Sir John selected such men as he considered desirable for the King’s service from the levies provided for him; accepted a brief repast, and departed, having promised Master Shallow to renew their acquaintance on the termination of the wars, in a second visit to that gentleman’s hospitable mansion, extracting in return a half-promise from its owner to accompany him to court. It is strange that Justice Shallow, gifted, as we have seen him, with a remarkably retentive memory, should have forgotten how costly a luxury he had found the honour of Sir John Falstaff’s patronage in early youth. But it is the constant failing of very foolish old gentlemen to imagine they have grown wiser with age.
In the present day, when so much of the public attention is directed to the question of raising recruits for the British army, a glance at the way in which such matters were regulated in the fifteenth century may not prove uninstructive. It will be seen that the modes of actual levying differed materially from those at present in vogue. But it may silence cavillers to learn that our ancestors—whose wisdom may not be disputed—were fully in accord with the opinion of modern rulers as to the class of men to whom the fighting of their country’s battles might be with the greatest propriety entrusted.

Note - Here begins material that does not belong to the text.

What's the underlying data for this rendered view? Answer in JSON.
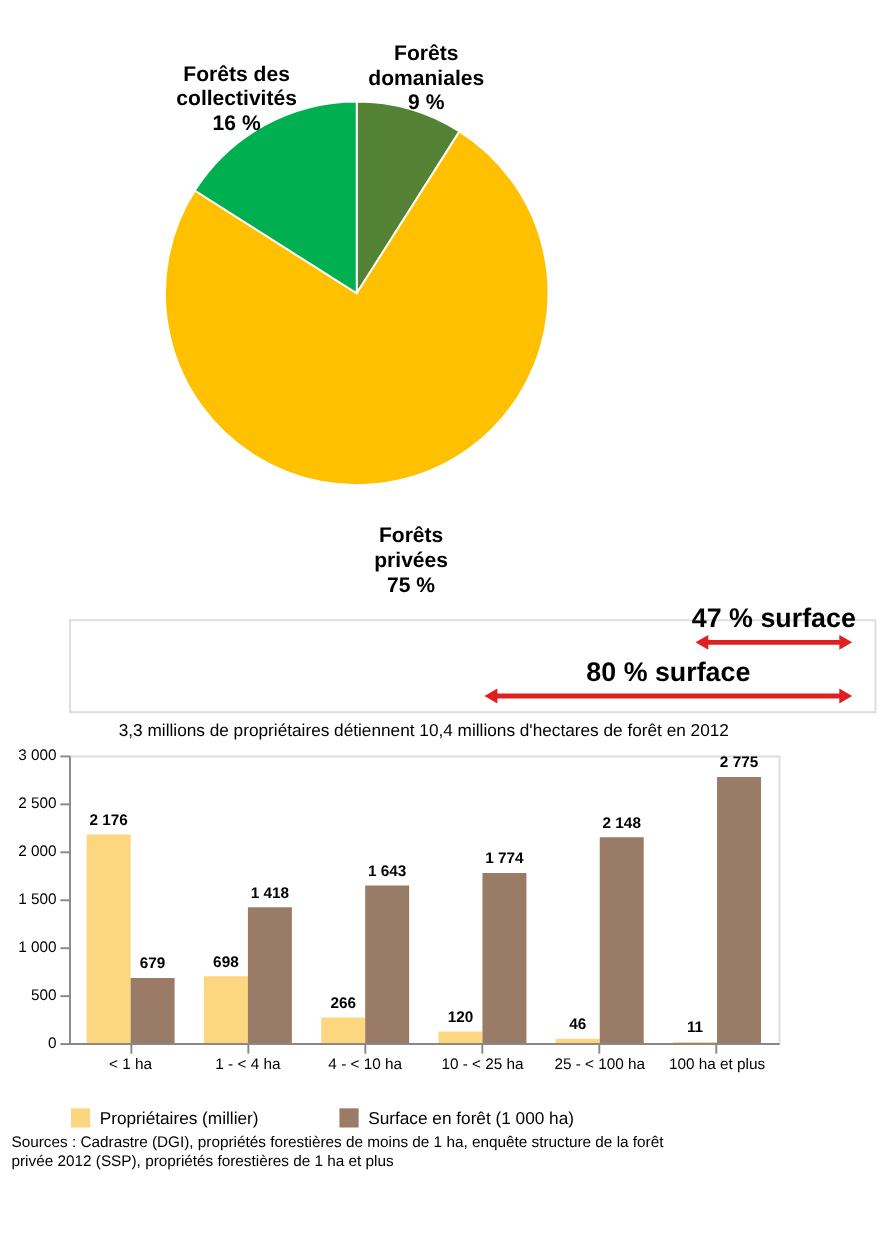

I will show you how Sir John Falstaff, with the assistance of Justice Shallow, recruited the diminished armies of King Henry the Fourth.
Sir John on his arrival at the justice’s mansion, having exchanged a few hasty civilities and remarks on the weather with his host and the scarcely audible, visible, or tangible Master Silence, proceeded to business.
“Gentlemen,” he inquired, “have you provided me here half a dozen of sufficient men?”
Master Shallow replied in the affirmative, and requested his guest to be seated.
Sir John took a chair, and begged that the recruits might be brought before him.